„Stimmt. Aber lange bin ich sowieso nicht mehr hier. Die Arbeit wartet. Vater dachte schon, dass ich mich auch aus dem Staub mache, wie mein Bruder“, lachte Steffen.
„Kann ich mir denken. Mutter hätte dann ja niemanden mehr, den sie umsorgen kann“, meinte Roman.
„Oh ja. Aber das wird sich sowieso ändern. Wenn ich erst meine eigene Wohnung habe.“
„Du wohnst noch bei den Eltern?“, staunte Cassie.
„Sagen wir mal so. Im Haus, aber ich hab schon eine eigene Wohnung. Trotzdem. Mutter denkt immer noch, dass ich der Kleine bin und sie ein Auge auf mich haben muss“, schüttelte Steffen den Kopf.
„Verstehe. Dem willst du dich entziehen“, nickte sie lachend.

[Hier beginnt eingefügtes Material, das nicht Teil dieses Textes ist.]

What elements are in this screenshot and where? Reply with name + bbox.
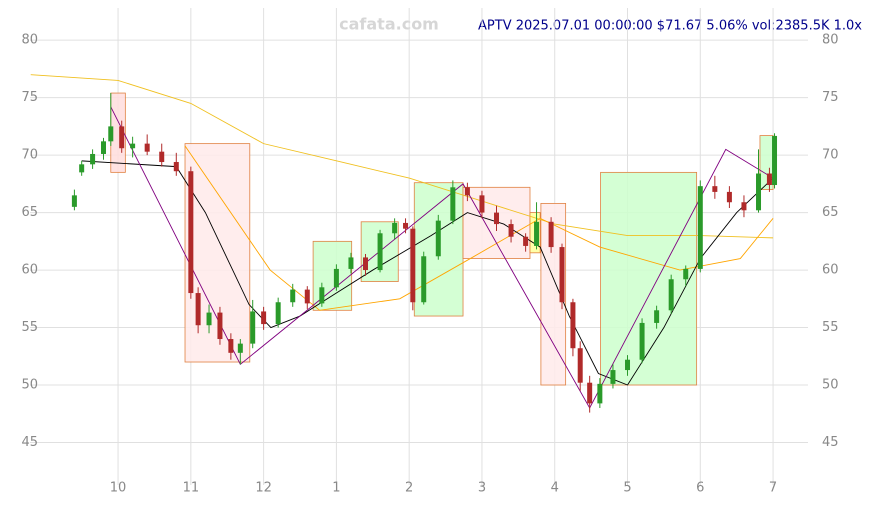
candle-body bbox=[159, 151, 165, 163]
x-tick-label: 6 bbox=[696, 481, 704, 496]
candle-body bbox=[130, 143, 136, 149]
y-tick-label: 75 bbox=[21, 90, 38, 105]
candle-body bbox=[333, 268, 339, 288]
x-tick-label: 10 bbox=[110, 481, 127, 496]
y-tick-label: 65 bbox=[21, 205, 38, 220]
y-tick-label-right: 45 bbox=[822, 435, 839, 450]
candle-body bbox=[610, 370, 616, 384]
candle-body bbox=[625, 359, 631, 371]
y-tick-label: 80 bbox=[21, 33, 38, 48]
watermark: cafata.com bbox=[339, 15, 439, 34]
candle-body bbox=[101, 141, 107, 154]
indicator-line bbox=[81, 160, 774, 386]
candle-body bbox=[479, 195, 485, 213]
candle-body bbox=[756, 173, 762, 211]
candle-body bbox=[559, 247, 565, 303]
candle-body bbox=[275, 302, 281, 325]
candle-body bbox=[206, 312, 212, 326]
candle-body bbox=[79, 164, 85, 173]
y-tick-label-right: 70 bbox=[822, 148, 839, 163]
candle-body bbox=[435, 220, 441, 257]
candle-body bbox=[144, 143, 150, 152]
x-tick-label: 1 bbox=[332, 481, 340, 496]
candle-body bbox=[464, 187, 470, 196]
y-tick-label: 70 bbox=[21, 148, 38, 163]
candle-body bbox=[410, 228, 416, 303]
candle-body bbox=[450, 187, 456, 221]
candle-body bbox=[188, 171, 194, 294]
zone-box bbox=[600, 171, 698, 386]
candle-body bbox=[173, 162, 179, 172]
candle-body bbox=[421, 256, 427, 303]
indicator-line bbox=[30, 74, 774, 239]
candle-body bbox=[217, 312, 223, 340]
candle-body bbox=[377, 233, 383, 271]
candle-body bbox=[668, 279, 674, 311]
candle-body bbox=[639, 322, 645, 360]
candle-body bbox=[534, 221, 540, 246]
candle-body bbox=[772, 135, 778, 186]
x-tick-label: 12 bbox=[255, 481, 272, 496]
chart-title: APTV 2025.07.01 00:00:00 $71.67 5.06% vo… bbox=[478, 19, 862, 34]
candle-body bbox=[71, 195, 77, 207]
candle-body bbox=[290, 289, 296, 303]
x-tick-label: 4 bbox=[551, 481, 559, 496]
candle-body bbox=[119, 126, 125, 149]
candle-body bbox=[654, 310, 660, 323]
candle-body bbox=[90, 153, 96, 165]
candle-body bbox=[494, 212, 500, 225]
candle-body bbox=[683, 268, 689, 280]
x-tick-label: 3 bbox=[478, 481, 486, 496]
candle-body bbox=[250, 311, 256, 344]
candle-body bbox=[577, 348, 583, 383]
candle-body bbox=[697, 186, 703, 269]
y-tick-label-right: 80 bbox=[822, 33, 839, 48]
y-tick-label: 60 bbox=[21, 263, 38, 278]
candle-body bbox=[766, 173, 772, 186]
candle-body bbox=[726, 191, 732, 203]
y-tick-label-right: 75 bbox=[822, 90, 839, 105]
candle-body bbox=[741, 202, 747, 211]
zone-box bbox=[184, 143, 251, 363]
zone-box bbox=[312, 240, 353, 311]
candle-body bbox=[548, 221, 554, 248]
y-tick-label: 50 bbox=[21, 378, 38, 393]
y-tick-label-right: 65 bbox=[822, 205, 839, 220]
x-tick-label: 5 bbox=[623, 481, 631, 496]
candle-body bbox=[363, 257, 369, 271]
candle-body bbox=[597, 383, 603, 404]
candle-body bbox=[348, 257, 354, 269]
candle-body bbox=[570, 302, 576, 349]
candle-body bbox=[403, 222, 409, 229]
candle-body bbox=[508, 224, 514, 237]
candle-body bbox=[261, 311, 267, 325]
y-tick-label-right: 55 bbox=[822, 320, 839, 335]
x-tick-label: 11 bbox=[183, 481, 200, 496]
candle-body bbox=[237, 343, 243, 353]
x-tick-label: 7 bbox=[769, 481, 777, 496]
y-tick-label-right: 50 bbox=[822, 378, 839, 393]
candle-body bbox=[712, 186, 718, 192]
candle-body bbox=[228, 339, 234, 353]
y-tick-label-right: 60 bbox=[822, 263, 839, 278]
candle-body bbox=[108, 126, 114, 142]
x-tick-label: 2 bbox=[405, 481, 413, 496]
y-tick-label: 45 bbox=[21, 435, 38, 450]
candle-body bbox=[304, 289, 310, 304]
candle-body bbox=[523, 236, 529, 246]
y-tick-label: 55 bbox=[21, 320, 38, 335]
candle-body bbox=[319, 287, 325, 304]
candle-body bbox=[195, 293, 201, 326]
candle-body bbox=[587, 382, 593, 404]
candle-body bbox=[392, 222, 398, 234]
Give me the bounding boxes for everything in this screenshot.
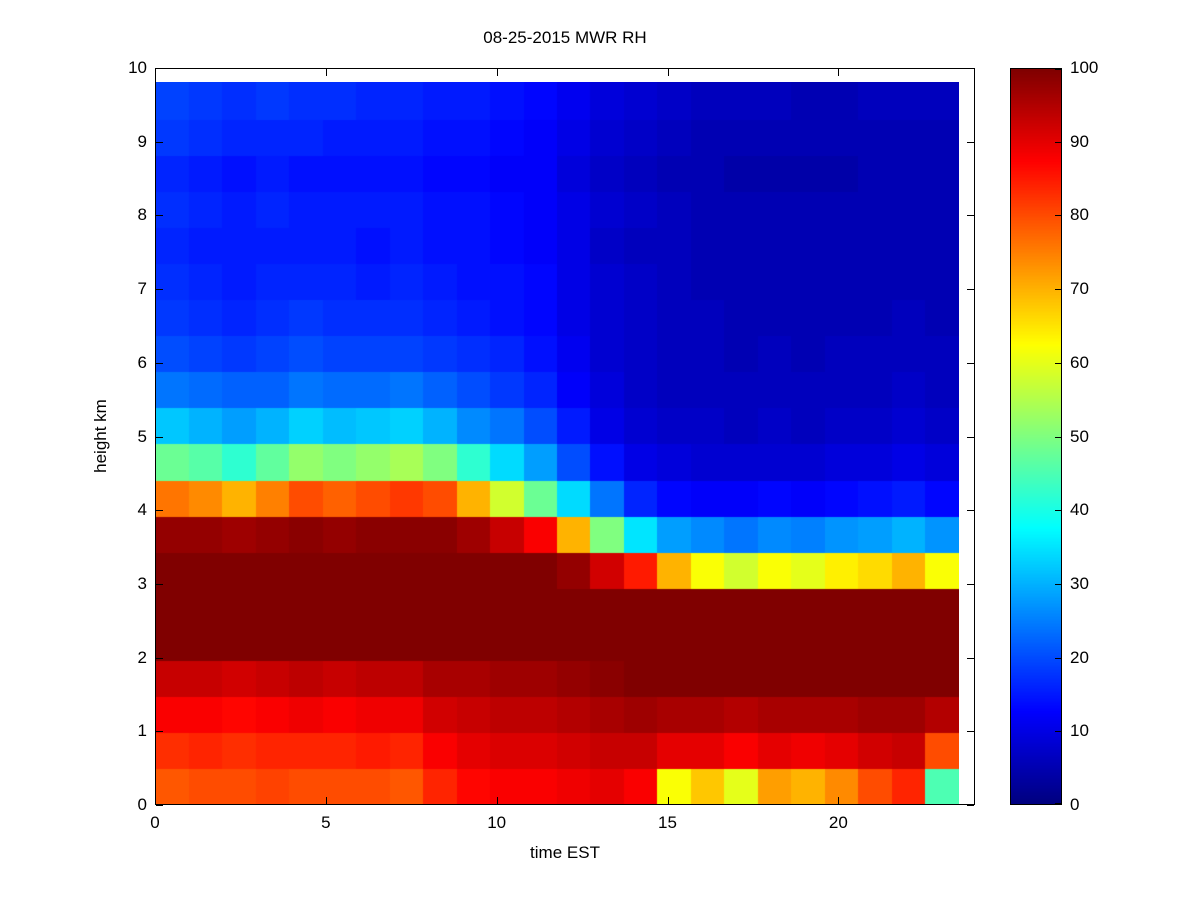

„So kann man es nennen. Ich kann gut für mich selbst sorgen. Deshalb suche ich auch eine Wohnung, die etwas weiter weg ist. Ich liebe meine Eltern, damit du das nicht falsch verstehst, aber ich bin kein kleines Kind mehr.“
Nein, dass war er ganz gewiss nicht. Er war ein junger, gutaussehender Mann, der so manche weiblichen Blicke auf sich zog.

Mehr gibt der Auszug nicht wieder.